Always vs forever in Verilog HDL

ellekaie picture ellekaie · Nov 28, 2014 · Viewed 9.6k times · Source

What are the difference between the always keyword (not the always @ block) and forever keyword in Verilog HDL?

always #1 a=!a;
forever #1 a=!a;

Here are my findings but I can't still quite draw the line between the two:

From Wikipedia:

The always keyword acts similar to the "C" construct while(1) {..} in the sense that it will execute forever.

From electroSofts:

The forever instruction continuously repeats the statement that follows it. Therefore, it should be used with procedural timing controls (otherwise it hangs the simulation).

Could someone give a clearer explanation on this? Thank you!

Answer

Jared Davis picture Jared Davis · Nov 28, 2014

The always construct can be used at the module level to create a procedural block that is always triggered. Typically it is followed by an event control, e.g., you might write, within a module, something like:

  • always @(posedge clk) <do stuff>

  • always @(en or d) <do stuff>

  • always @* <do stuff>, can also use @(*)

This is the typical way to write latches, flops, etc.

The forever construct, in contrast, is a procedural statement that should typically only be used in test-bench code. It can occur within always and initial blocks and other statements, but cannot occur directly within a module.

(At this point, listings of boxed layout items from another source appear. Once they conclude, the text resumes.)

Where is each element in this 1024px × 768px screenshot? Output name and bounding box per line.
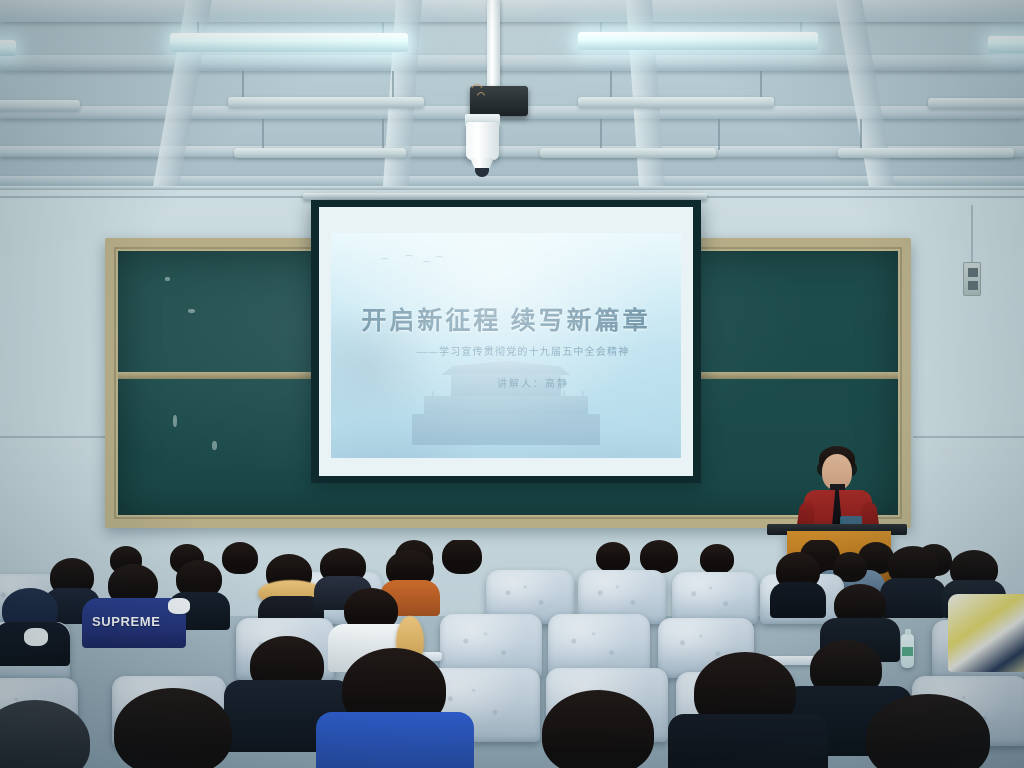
light-rod	[382, 119, 384, 150]
seat[interactable]	[672, 572, 758, 624]
fluorescent-tube	[0, 40, 16, 56]
wall-conduit	[0, 186, 1024, 190]
audience-member	[776, 552, 820, 608]
screen-mounting-rail	[303, 193, 707, 200]
wall-conduit	[0, 436, 108, 438]
fluorescent-tube	[988, 36, 1024, 53]
slide-subtitle: ——学习宣传贯彻党的十九届五中全会精神	[331, 343, 681, 358]
audience-member	[442, 540, 482, 574]
light-rod	[262, 119, 264, 150]
fluorescent-tube	[0, 100, 80, 111]
fluorescent-tube	[578, 97, 774, 108]
face-mask	[168, 598, 190, 614]
fluorescent-tube	[234, 148, 406, 158]
wall-switch-box[interactable]	[963, 262, 981, 296]
audience-member	[640, 540, 678, 573]
audience-member	[888, 546, 938, 606]
fluorescent-tube	[170, 33, 408, 52]
audience-member-foreground	[0, 700, 100, 768]
face-mask	[24, 628, 48, 646]
hoodie-brand-text: SUPREME	[92, 614, 161, 629]
light-rod	[600, 119, 602, 150]
light-rod	[860, 119, 862, 150]
audience-member-foreground	[108, 688, 244, 768]
light-rod	[718, 119, 720, 150]
slide-text-block: 开启新征程 续写新篇章 ——学习宣传贯彻党的十九届五中全会精神 讲解人：高静	[331, 233, 681, 458]
fluorescent-tube	[838, 148, 1014, 158]
slide-presenter: 讲解人：高静	[331, 375, 681, 390]
light-rod	[610, 71, 612, 99]
audience-member	[262, 554, 318, 616]
slide-title: 开启新征程 续写新篇章	[331, 301, 681, 337]
audience-member-supreme-hoodie: SUPREME	[86, 564, 182, 638]
audience-member	[700, 544, 734, 574]
ceiling-rib	[152, 0, 212, 190]
presentation-slide: 开启新征程 续写新篇章 ——学习宣传贯彻党的十九届五中全会精神 讲解人：高静	[331, 233, 681, 458]
water-bottle[interactable]	[901, 634, 914, 668]
presenter	[800, 440, 876, 535]
audience-member-foreground	[862, 694, 1002, 768]
audience-member-foreground	[684, 652, 810, 768]
fluorescent-tube	[578, 32, 818, 50]
audience-member	[596, 542, 630, 572]
projector-body	[466, 122, 499, 160]
ceiling-beam	[0, 0, 1024, 22]
light-rod	[760, 71, 762, 99]
light-rod	[392, 71, 394, 99]
ceiling-rib	[626, 0, 665, 190]
conduit-drop	[971, 205, 973, 263]
projection-screen: 开启新征程 续写新篇章 ——学习宣传贯彻党的十九届五中全会精神 讲解人：高静	[311, 200, 701, 483]
ceiling-rib	[383, 0, 422, 190]
audience-member	[222, 542, 258, 574]
audience-seating: SUPREME	[0, 540, 1024, 768]
wall-conduit	[913, 436, 1024, 438]
screen-surface: 开启新征程 续写新篇章 ——学习宣传贯彻党的十九届五中全会精神 讲解人：高静	[319, 207, 693, 476]
audience-member-foreground	[330, 648, 460, 768]
audience-member-foreground	[534, 690, 664, 768]
fluorescent-tube	[928, 98, 1024, 109]
audience-member-yellow-jacket	[948, 594, 1024, 672]
fluorescent-tube	[228, 97, 424, 108]
audience-member	[2, 588, 62, 660]
light-rod	[242, 71, 244, 99]
ceiling-rib	[836, 0, 896, 190]
fluorescent-tube	[540, 148, 716, 158]
lecture-hall-scene: 开启新征程 续写新篇章 ——学习宣传贯彻党的十九届五中全会精神 讲解人：高静	[0, 0, 1024, 768]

For instance, you can use it to write things like:

initial begin
  if (do_random_testing)
  begin
    forever #100 input = $random(...);
  end
  else if (read_from_file)
  begin
     ... read inputs from a file or whatever ...
  end
end

It wouldn't be legal to write something like forever #1 a=!a; as a top-level construct in a module. It has to be put, e.g., in an always block, an initial block, a task, or similar.